Il terremoto che ha causato oltre centomila morti ad Haiti ieri sera mi ha ricordato lo tsunami del 26 dicembre 2004. Il pensiero è andato a Galle e alle centinaia di altre città travolte dall'”onda anomala” sia per numero di vittime sia per il “target”, usando un termine economico aziendale, su cui si è abbattuto. Lo Sri Lanka, infatti, non è un poaese facile, anzi, sconvolto com’è stato per decenni da una sanguinosa guerra civile e da una popolazione divisa sia per etnia che per religione.
Per le statistiche delle Nazioni Unite, infatti, Haiti è il paese più povero del pianeta e negli ultimi 5 anni è riuscito a raggiungere un’apparente “calma” solo grazie alla presenza costante e competente di oltre 9mila Caschi Blu Onu, sotto il comando dei brasiliani che in questo breve interim di relativa pace hanno garantito assistenza umanitaria a quelle martoriate popolazioni.

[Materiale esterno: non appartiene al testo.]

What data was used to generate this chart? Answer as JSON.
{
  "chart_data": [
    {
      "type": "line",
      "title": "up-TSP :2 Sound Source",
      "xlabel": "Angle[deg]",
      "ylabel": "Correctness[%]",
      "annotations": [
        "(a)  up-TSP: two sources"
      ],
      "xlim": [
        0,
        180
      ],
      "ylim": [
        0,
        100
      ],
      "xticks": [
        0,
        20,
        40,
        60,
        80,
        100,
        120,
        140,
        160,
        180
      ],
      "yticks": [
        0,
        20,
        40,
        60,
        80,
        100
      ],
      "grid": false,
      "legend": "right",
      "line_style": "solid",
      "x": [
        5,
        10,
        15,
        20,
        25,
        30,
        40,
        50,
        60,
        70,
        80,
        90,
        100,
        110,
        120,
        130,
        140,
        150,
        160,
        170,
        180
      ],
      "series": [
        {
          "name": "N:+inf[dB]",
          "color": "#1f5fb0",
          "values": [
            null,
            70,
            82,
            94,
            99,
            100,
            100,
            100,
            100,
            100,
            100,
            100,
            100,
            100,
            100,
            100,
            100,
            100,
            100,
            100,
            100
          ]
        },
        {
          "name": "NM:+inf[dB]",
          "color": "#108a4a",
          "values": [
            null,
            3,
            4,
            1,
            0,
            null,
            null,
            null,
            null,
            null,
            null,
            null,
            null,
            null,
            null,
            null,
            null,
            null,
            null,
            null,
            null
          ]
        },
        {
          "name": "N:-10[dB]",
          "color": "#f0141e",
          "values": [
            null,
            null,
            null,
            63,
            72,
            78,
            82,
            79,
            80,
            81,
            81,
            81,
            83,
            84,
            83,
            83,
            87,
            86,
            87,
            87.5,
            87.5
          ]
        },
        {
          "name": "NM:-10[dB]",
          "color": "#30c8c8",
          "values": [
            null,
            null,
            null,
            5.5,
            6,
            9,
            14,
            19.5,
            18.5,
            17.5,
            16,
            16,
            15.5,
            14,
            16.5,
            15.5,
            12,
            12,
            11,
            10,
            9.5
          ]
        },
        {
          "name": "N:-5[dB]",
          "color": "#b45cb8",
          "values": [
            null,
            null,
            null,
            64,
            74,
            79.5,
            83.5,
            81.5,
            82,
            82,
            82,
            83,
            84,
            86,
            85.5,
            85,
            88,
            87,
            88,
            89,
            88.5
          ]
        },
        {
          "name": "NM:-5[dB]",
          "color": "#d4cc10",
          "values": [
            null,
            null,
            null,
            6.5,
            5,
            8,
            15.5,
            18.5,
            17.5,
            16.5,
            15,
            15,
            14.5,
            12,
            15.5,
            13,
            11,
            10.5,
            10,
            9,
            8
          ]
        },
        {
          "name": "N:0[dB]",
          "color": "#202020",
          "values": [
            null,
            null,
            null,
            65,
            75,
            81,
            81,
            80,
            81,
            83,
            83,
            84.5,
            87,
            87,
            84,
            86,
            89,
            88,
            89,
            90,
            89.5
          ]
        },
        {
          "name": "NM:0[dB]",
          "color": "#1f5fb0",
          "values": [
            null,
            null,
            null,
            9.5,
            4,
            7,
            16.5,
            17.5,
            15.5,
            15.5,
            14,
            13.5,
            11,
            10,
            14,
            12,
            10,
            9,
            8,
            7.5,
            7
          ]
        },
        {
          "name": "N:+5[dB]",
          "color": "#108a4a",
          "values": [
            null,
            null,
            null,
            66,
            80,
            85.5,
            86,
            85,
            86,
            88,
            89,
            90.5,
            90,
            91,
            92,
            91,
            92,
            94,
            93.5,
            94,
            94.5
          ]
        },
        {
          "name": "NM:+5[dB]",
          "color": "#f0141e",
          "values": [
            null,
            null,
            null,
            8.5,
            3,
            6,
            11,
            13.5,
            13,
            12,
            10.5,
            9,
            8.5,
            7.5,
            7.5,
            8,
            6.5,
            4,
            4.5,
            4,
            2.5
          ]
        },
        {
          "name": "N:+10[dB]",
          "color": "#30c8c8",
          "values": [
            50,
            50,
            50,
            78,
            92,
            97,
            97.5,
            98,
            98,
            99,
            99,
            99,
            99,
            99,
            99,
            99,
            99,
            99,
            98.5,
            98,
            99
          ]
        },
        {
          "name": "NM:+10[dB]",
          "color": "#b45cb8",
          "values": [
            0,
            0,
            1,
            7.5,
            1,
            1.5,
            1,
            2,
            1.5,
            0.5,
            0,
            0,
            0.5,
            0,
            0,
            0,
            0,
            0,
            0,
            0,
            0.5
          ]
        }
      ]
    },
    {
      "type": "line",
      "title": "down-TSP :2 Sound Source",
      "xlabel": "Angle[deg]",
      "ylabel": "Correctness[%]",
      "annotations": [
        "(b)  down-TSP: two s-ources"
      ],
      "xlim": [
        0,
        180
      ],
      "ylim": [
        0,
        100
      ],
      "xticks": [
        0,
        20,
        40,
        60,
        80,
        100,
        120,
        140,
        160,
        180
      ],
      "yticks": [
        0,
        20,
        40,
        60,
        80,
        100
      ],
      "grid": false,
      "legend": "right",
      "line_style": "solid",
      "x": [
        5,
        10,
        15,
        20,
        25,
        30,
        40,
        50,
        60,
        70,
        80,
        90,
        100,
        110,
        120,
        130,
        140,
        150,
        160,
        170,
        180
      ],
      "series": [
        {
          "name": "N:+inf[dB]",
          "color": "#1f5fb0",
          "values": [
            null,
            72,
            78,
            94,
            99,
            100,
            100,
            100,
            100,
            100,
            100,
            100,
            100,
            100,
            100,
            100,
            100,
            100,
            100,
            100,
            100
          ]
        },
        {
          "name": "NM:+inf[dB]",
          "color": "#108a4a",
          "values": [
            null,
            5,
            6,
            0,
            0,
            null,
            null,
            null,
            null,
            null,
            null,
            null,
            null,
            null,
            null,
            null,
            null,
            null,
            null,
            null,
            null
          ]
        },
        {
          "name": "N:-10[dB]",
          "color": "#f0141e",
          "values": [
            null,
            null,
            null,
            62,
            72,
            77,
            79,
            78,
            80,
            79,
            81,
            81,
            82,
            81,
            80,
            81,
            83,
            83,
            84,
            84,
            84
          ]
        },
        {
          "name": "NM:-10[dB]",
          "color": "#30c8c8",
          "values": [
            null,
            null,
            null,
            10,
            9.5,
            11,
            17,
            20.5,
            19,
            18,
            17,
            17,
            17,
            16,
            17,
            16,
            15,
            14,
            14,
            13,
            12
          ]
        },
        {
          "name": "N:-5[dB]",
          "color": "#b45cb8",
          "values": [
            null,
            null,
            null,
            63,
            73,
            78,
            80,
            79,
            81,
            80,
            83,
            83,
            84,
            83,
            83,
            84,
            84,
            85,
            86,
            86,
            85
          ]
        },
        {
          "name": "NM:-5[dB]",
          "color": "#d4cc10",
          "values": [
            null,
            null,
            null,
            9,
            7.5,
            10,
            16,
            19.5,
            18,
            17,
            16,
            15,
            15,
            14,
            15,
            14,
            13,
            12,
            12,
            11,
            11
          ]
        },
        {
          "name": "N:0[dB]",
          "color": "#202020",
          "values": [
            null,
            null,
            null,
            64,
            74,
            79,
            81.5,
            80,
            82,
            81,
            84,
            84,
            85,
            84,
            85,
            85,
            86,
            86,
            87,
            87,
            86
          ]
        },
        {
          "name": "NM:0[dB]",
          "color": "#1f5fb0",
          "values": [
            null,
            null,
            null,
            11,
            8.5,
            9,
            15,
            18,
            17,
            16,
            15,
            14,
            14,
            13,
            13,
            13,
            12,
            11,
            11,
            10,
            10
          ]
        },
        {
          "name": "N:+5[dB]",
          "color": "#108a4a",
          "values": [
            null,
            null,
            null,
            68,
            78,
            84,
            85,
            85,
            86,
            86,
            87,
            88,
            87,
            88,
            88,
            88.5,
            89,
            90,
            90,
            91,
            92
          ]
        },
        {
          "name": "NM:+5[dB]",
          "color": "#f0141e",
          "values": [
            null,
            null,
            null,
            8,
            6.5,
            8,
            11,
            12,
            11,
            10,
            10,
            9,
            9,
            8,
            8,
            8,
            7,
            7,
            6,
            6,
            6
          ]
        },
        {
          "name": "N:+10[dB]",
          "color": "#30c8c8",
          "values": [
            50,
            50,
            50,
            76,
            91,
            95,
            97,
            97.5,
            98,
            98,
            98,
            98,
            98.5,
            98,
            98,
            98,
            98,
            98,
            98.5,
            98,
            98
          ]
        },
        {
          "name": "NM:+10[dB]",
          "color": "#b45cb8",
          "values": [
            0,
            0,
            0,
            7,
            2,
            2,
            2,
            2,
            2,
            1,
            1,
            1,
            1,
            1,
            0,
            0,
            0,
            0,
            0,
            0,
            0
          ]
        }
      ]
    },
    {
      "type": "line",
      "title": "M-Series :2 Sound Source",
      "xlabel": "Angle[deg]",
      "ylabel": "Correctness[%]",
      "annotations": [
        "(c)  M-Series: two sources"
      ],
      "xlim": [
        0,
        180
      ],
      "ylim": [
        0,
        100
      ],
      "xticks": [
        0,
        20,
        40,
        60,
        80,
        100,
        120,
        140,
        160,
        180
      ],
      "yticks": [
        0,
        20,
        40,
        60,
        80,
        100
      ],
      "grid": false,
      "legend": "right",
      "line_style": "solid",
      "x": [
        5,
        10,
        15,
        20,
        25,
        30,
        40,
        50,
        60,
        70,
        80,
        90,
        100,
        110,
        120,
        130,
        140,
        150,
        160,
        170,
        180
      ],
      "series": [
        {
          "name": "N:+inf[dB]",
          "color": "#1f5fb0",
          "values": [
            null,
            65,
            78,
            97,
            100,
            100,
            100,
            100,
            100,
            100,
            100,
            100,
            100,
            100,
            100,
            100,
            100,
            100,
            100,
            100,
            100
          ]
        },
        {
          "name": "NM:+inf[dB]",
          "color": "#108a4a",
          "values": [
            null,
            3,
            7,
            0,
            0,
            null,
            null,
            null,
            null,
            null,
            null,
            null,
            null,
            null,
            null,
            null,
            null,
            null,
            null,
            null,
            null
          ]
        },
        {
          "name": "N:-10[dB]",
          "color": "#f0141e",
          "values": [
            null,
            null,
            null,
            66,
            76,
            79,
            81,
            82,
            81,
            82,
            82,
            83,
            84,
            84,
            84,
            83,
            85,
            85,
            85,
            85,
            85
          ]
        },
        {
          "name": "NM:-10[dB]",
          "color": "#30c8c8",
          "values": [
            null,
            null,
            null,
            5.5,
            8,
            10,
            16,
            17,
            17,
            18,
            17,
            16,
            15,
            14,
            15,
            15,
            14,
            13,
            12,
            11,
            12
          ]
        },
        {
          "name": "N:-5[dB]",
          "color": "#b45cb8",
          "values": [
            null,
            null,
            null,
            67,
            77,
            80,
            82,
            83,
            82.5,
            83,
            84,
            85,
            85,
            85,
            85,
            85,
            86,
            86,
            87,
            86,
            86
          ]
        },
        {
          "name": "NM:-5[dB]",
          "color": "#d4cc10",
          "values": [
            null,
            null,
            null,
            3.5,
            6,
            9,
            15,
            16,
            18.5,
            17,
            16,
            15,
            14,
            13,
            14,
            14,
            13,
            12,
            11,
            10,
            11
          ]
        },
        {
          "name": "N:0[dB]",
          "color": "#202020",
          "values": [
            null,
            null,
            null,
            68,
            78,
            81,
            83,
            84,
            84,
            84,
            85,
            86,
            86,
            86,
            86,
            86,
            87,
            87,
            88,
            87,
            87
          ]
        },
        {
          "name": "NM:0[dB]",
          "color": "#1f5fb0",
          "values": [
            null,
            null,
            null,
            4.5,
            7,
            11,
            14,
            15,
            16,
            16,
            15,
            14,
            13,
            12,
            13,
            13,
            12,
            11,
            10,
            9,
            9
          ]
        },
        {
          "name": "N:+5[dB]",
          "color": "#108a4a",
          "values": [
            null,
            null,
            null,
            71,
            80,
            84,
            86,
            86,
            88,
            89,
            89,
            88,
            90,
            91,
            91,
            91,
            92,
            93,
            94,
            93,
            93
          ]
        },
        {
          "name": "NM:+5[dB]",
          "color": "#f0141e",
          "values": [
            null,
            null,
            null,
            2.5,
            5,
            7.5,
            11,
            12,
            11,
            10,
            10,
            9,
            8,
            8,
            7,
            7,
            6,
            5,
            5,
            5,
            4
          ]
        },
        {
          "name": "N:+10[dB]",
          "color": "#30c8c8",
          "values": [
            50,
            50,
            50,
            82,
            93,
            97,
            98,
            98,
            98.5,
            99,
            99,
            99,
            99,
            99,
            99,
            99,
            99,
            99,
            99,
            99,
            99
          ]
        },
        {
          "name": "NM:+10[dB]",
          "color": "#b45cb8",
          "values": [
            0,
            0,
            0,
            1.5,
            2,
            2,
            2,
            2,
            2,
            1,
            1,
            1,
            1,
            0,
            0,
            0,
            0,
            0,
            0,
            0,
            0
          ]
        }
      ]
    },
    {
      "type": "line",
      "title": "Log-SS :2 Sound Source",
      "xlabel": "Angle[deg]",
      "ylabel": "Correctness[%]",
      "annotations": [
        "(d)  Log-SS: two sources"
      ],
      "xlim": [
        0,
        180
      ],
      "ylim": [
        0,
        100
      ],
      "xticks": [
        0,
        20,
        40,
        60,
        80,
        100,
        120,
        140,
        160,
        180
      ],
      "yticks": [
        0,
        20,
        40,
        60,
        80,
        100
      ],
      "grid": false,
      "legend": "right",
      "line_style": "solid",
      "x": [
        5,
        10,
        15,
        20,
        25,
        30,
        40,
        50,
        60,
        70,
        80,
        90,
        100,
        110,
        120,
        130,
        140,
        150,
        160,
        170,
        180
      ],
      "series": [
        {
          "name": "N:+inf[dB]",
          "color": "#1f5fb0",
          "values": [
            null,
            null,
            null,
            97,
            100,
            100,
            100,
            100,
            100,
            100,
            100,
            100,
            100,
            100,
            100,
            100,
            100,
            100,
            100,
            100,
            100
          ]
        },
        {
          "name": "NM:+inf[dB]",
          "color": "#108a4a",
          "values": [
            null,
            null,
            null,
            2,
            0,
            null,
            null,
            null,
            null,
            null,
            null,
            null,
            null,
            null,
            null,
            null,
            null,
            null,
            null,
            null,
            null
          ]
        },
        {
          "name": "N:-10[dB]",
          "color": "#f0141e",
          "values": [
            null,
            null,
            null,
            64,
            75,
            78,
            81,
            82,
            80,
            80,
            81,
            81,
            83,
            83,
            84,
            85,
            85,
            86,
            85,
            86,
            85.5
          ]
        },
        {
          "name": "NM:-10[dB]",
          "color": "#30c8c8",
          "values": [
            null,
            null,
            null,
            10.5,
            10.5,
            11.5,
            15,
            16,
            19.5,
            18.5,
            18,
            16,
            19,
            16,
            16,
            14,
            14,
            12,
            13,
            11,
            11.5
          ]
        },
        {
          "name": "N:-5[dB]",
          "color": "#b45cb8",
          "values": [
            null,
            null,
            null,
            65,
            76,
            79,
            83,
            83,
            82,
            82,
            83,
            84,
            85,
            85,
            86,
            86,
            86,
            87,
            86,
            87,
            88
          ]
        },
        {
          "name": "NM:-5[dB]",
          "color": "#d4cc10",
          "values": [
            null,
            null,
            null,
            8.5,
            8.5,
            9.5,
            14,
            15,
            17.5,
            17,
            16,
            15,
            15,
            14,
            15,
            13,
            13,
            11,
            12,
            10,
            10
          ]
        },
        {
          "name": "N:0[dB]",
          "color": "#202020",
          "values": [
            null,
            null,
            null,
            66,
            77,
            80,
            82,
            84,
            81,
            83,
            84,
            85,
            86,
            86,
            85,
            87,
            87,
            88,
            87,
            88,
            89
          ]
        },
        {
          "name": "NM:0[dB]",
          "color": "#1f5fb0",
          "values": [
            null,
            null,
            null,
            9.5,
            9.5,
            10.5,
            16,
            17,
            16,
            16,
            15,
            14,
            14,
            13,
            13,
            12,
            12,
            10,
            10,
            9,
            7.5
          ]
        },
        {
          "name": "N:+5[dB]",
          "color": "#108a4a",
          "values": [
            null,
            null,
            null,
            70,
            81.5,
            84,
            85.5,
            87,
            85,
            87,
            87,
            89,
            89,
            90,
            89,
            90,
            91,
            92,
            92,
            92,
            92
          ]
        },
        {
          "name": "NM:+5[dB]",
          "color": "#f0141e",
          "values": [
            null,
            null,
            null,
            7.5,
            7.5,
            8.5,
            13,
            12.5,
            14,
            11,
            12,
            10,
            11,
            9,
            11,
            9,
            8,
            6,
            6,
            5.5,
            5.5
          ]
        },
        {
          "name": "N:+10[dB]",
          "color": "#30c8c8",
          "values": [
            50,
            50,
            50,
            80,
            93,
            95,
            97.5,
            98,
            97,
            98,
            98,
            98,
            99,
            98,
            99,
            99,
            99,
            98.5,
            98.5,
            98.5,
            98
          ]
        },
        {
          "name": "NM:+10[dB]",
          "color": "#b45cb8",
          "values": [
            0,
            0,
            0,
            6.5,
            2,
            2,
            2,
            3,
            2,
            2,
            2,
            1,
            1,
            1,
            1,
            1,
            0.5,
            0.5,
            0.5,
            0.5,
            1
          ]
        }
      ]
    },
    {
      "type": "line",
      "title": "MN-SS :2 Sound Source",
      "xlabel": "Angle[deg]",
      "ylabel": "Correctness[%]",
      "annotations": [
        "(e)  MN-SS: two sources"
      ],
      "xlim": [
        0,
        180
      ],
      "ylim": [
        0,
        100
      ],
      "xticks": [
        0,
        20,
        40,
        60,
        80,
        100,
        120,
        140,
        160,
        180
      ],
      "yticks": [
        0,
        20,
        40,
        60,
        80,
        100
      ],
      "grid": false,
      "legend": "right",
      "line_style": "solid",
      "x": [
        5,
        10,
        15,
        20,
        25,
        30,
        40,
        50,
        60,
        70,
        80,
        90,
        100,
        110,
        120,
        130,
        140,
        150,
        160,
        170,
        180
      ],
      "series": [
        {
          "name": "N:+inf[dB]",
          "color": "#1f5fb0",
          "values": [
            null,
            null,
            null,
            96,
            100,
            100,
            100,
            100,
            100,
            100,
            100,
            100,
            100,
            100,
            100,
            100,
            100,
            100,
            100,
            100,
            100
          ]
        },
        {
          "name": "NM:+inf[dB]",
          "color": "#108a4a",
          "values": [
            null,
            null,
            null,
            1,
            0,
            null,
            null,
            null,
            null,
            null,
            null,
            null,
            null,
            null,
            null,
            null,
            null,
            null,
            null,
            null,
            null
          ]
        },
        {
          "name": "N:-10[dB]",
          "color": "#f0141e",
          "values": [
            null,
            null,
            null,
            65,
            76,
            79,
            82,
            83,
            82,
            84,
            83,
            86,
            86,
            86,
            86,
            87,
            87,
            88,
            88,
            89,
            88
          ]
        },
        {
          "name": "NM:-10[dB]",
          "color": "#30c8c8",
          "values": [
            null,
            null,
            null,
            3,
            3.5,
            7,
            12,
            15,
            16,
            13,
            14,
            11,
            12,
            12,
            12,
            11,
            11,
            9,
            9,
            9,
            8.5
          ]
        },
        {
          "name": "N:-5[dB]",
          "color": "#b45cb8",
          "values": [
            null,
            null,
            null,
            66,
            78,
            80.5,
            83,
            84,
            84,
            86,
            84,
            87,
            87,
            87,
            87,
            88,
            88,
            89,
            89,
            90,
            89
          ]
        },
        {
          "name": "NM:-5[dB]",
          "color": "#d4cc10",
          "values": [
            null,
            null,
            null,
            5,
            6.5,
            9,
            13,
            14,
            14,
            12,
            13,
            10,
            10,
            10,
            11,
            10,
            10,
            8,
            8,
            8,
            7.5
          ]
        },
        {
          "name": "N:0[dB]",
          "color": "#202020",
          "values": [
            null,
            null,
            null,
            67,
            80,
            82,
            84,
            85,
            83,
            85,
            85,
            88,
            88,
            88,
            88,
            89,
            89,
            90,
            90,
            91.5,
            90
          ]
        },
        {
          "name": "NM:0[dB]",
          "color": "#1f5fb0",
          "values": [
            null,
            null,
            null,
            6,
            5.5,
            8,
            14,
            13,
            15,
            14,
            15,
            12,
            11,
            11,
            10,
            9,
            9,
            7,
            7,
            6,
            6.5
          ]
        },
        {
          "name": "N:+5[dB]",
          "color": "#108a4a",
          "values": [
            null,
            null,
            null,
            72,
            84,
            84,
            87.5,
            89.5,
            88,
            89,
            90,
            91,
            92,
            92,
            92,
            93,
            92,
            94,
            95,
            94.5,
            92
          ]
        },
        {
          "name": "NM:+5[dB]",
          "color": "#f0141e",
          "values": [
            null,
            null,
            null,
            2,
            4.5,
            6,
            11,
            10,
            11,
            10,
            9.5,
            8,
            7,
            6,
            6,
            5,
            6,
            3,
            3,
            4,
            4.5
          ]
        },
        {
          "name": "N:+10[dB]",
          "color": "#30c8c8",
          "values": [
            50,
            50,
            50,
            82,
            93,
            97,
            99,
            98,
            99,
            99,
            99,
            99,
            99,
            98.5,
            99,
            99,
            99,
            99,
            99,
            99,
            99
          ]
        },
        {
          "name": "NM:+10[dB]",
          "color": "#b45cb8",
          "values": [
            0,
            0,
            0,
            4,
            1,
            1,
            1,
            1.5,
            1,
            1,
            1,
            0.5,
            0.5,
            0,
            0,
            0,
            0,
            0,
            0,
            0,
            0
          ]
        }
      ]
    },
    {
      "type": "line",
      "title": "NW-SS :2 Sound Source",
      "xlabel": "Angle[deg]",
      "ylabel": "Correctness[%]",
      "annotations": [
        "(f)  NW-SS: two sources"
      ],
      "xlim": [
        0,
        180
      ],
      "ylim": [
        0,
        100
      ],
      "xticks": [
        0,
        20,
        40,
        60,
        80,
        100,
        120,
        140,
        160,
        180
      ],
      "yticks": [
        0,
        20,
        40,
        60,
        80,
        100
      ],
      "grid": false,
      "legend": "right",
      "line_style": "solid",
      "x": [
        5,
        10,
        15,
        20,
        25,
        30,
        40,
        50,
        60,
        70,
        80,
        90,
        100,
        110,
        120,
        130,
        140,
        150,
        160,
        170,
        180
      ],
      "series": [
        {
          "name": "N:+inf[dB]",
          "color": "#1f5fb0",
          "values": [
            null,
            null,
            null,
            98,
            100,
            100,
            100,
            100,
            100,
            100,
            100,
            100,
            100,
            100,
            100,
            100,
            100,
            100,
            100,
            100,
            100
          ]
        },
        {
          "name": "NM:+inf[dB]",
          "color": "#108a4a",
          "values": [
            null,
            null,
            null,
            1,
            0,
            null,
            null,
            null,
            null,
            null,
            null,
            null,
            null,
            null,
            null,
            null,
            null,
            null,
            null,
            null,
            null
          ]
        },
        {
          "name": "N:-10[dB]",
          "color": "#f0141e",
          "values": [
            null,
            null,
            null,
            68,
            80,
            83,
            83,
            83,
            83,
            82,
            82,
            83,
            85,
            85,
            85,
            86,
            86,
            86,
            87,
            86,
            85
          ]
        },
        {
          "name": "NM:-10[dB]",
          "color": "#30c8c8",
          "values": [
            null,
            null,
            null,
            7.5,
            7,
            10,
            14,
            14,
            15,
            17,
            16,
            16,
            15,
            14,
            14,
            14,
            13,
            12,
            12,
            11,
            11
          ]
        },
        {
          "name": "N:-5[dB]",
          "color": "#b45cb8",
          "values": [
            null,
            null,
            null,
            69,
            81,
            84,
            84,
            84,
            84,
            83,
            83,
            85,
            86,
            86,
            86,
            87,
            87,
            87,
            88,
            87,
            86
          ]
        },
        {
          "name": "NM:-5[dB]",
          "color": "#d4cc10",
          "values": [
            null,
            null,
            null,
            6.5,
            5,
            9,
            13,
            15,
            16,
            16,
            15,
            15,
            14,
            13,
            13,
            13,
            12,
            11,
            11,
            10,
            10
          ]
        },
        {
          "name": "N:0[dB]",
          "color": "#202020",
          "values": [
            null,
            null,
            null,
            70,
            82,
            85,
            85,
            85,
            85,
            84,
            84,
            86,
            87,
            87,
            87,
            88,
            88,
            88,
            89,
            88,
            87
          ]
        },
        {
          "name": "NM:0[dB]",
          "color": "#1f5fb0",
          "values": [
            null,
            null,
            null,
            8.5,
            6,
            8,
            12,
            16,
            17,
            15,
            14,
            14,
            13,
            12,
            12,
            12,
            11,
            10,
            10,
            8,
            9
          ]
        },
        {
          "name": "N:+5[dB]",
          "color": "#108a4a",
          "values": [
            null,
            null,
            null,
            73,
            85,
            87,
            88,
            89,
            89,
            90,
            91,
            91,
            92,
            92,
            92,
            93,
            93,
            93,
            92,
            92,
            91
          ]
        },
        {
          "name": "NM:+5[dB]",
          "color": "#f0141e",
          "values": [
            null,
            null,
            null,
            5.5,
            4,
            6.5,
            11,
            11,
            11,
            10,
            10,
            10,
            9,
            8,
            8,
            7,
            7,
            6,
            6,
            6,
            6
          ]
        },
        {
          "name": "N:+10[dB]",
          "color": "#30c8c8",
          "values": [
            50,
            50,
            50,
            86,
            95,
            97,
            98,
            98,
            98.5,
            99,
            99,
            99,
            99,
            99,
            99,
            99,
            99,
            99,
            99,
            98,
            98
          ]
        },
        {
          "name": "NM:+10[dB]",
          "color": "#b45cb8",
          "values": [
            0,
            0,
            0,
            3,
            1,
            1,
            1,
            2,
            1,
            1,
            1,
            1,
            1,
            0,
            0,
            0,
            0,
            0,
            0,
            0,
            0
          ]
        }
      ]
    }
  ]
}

Adesso è arrivato questo terremoto e il mondo si è di nuovo ricordato dell’isola caraibica, dove animismo e woodo vanno di pari passo con una concezione ancestrale del cristianesimo. La speranza è che non duri solo una settimana o poco più.
Dimenticavo, mentre scrivevo sulla tragedia, mi è anche venuta in mente la Fondazione Rava e Nuestros Pequeños Hermanos. A loro un grandissimo abbraccio nella speranza che chi era ieri sull’isola sia ancora tra noi.